In aspartate aminotransferase, the coenzyme pyridoxal 5'-phosphate forms a Schiff base with the epsilon-amino group of Lys258. The pH dependency of the steady-state kinetics of the overall reaction had indirectly suggested that the Schiff-base-unprotonated form of the enzyme (E-L) is the active species that binds the monoanionic form of aspartate (SH+), the predominant species of the substrate in solution.
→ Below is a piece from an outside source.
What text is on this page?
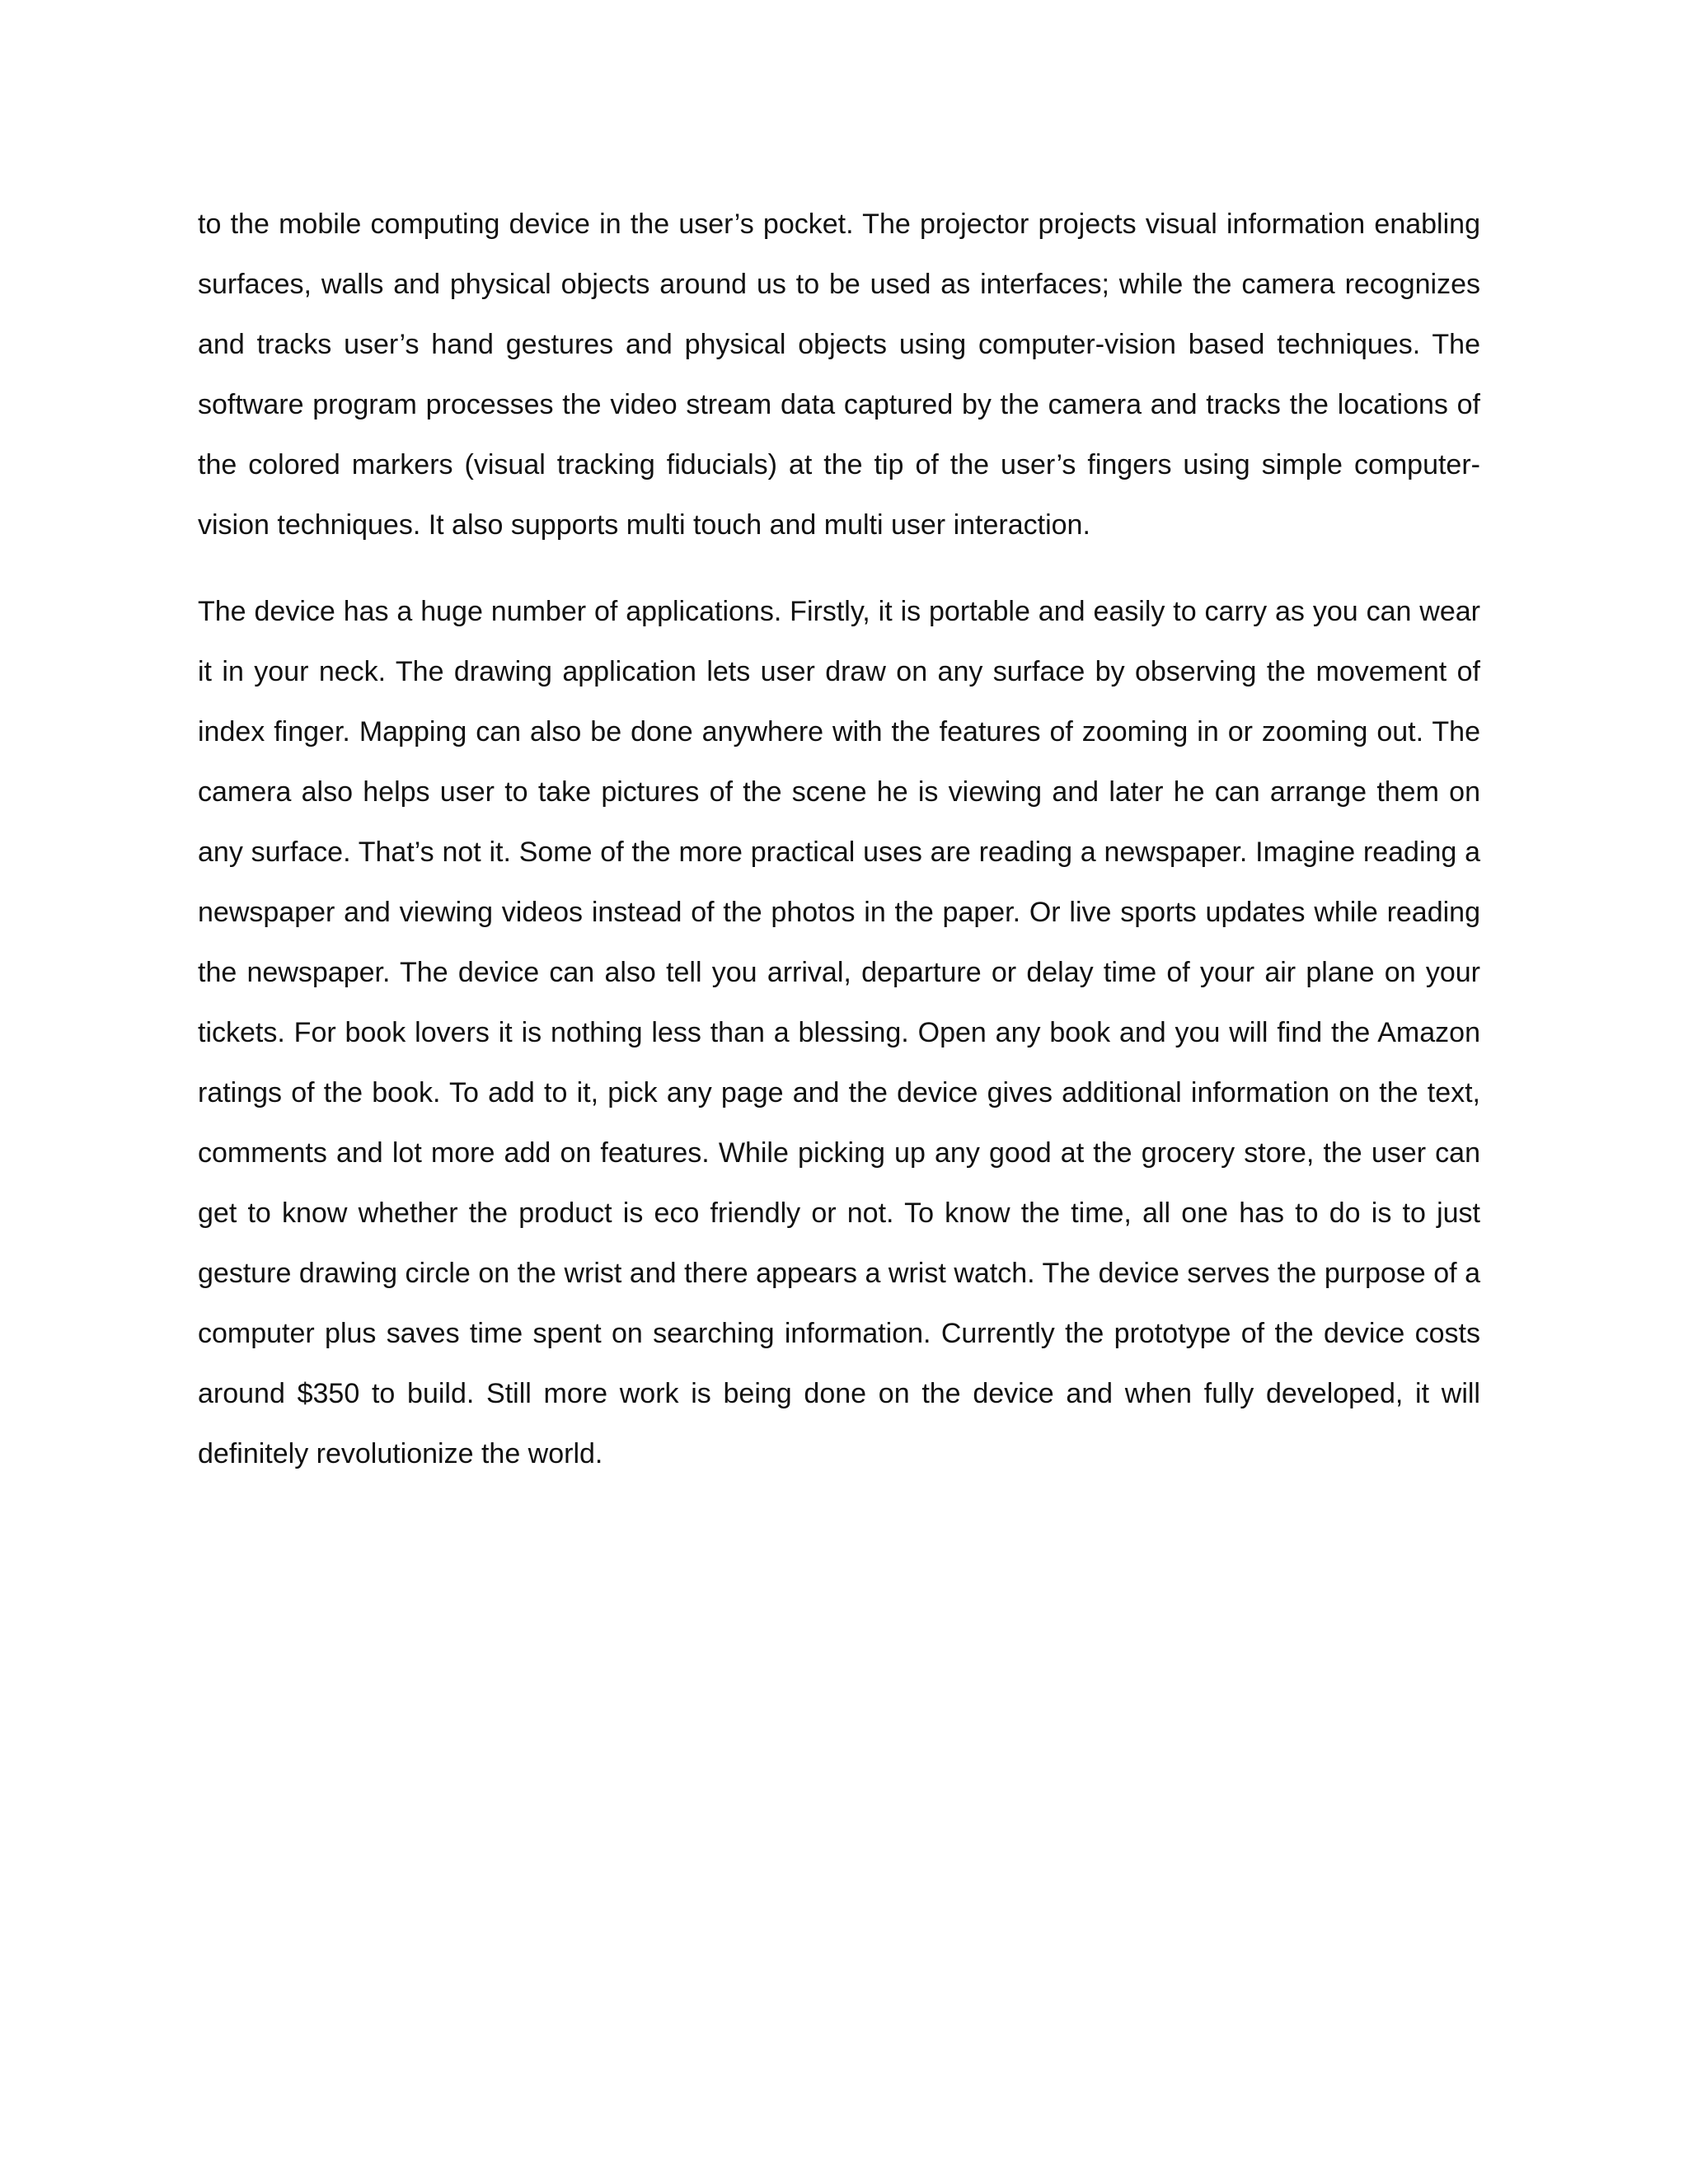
to the mobile computing device in the user’s pocket. The projector projects visual information enabling surfaces, walls and physical objects around us to be used as interfaces; while the camera recognizes and tracks user’s hand gestures and physical objects using computer-vision based techniques. The software program processes the video stream data captured by the camera and tracks the locations of the colored markers (visual tracking fiducials) at the tip of the user’s fingers using simple computer-vision techniques. It also supports multi touch and multi user interaction.

The device has a huge number of applications. Firstly, it is portable and easily to carry as you can wear it in your neck. The drawing application lets user draw on any surface by observing the movement of index finger. Mapping can also be done anywhere with the features of zooming in or zooming out. The camera also helps user to take pictures of the scene he is viewing and later he can arrange them on any surface. That’s not it. Some of the more practical uses are reading a newspaper. Imagine reading a newspaper and viewing videos instead of the photos in the paper. Or live sports updates while reading the newspaper. The device can also tell you arrival, departure or delay time of your air plane on your tickets. For book lovers it is nothing less than a blessing. Open any book and you will find the Amazon ratings of the book. To add to it, pick any page and the device gives additional information on the text, comments and lot more add on features. While picking up any good at the grocery store, the user can get to know whether the product is eco friendly or not. To know the time, all one has to do is to just gesture drawing circle on the wrist and there appears a wrist watch. The device serves the purpose of a computer plus saves time spent on searching information. Currently the prototype of the device costs around $350 to build. Still more work is being done on the device and when fully developed, it will definitely revolutionize the world.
In order to obtain direct information on the association process, we carried out transient-phase kinetics of the first half-reaction of the enzyme with aspartate at various pH. The disappearance of E-L (lambda(max) = 358 nm) was fast and independent of pH, but the disappearance of ELH+ (Schiff-base-protonated form, lambda(max) = 430 nm) was slow and dependent on pH. At pH values below 6.8 and low concentrations of aspartate, the results could be interpreted to indicate that E-L reacts rapidly with SH+ to form the pyridoxamine 5'-phosphate form of the enzyme (E-M), and the reaction of ELH+ proceeds via the route ELH+ reversible arrow E-L reversible arrow E-M, where the first step was found to be rate limiting from the pH jump/drop study of the enzyme. At higher pH values, the rate of disappearance of ELH+ became larger than expected from the above scheme. This deviation became apparent with increasing pH, and could be excellently explained if we consider that it is due to the reaction of ELH+ with the dianionic form of aspartate (S). Thus, the formation of the Michaelis complex of aspartate aminotransferase and aspartate can proceed via two routes; route A is the association of E-L with SH+ to form E-L . SH+, which converts intramolecularly to ELH+. S, and route B is the association of ELH+ with S to form ELH+. S directly. ELH+. S is the prerequisite structure for further processing of the substrate by the enzyme. The reactions of E-M and oxo acids yielded almost exclusively E-L and SH+, and therefore route B does not seem to play an essential role in the overall reactions of the enzyme. Route B, however, may be important in the reaction mechanisms of other pyridoxal 5'-phosphate enzymes which have only the ELH+ form.